A. Die Inhaltskontrolle von Eheverträgen
Rz. 1
Seit dem Urteil des BVerfG vom 6.2.2001 und dessen Beschluss vom 29.3.2001 ist die Vertragsfreiheit im Ehevertragsrecht erheblich eingeschränkt. Seitdem unterliegen auch Eheverträge der inhaltlichen Kontrolle durch die Gerichte. Diese Rechtsprechung gilt auch für Verträge, die lange vor dieser Rechtsprechung geschlossen wurden.

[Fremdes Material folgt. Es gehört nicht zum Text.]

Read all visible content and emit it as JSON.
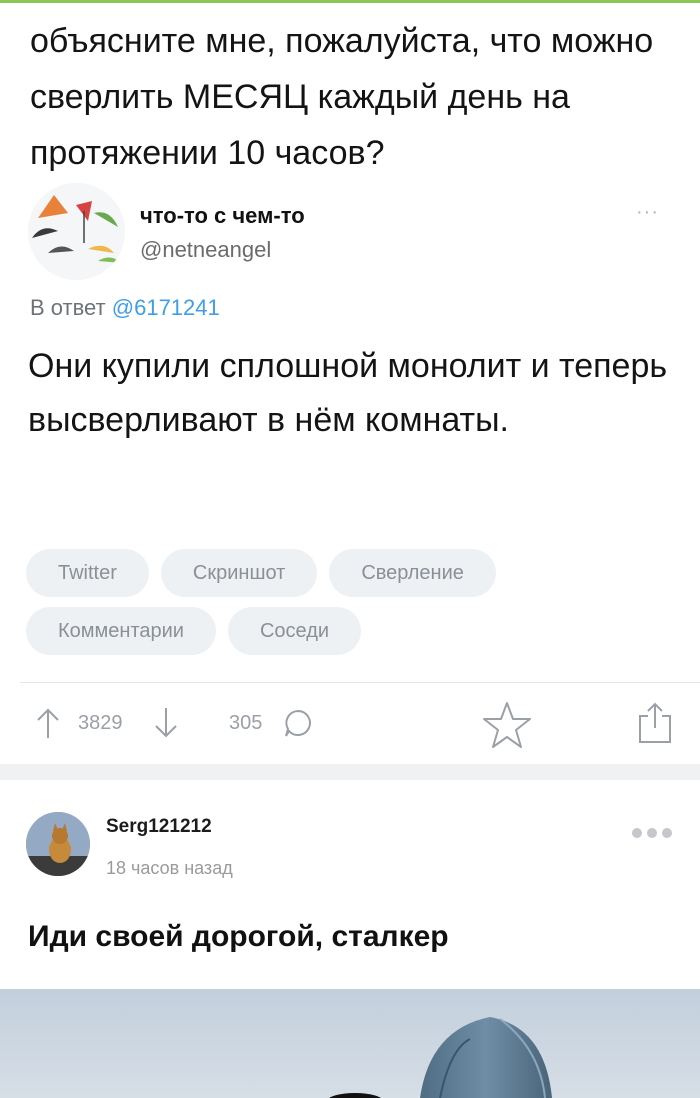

Der vom Bundesverfassungsgericht im Jahre 2001 beurteilte Ehevertrag stammte aus dem Jahr 1977.
Diese Rechtsprechung gilt im Grundsatz auch für Scheidungs- und Trennungsvereinbarungen, selbst wenn sie gerichtlich protokolliert wurden und der darin enthaltene Verzicht auf Versorgungsausgleich familiengerichtlich genehmigt ist.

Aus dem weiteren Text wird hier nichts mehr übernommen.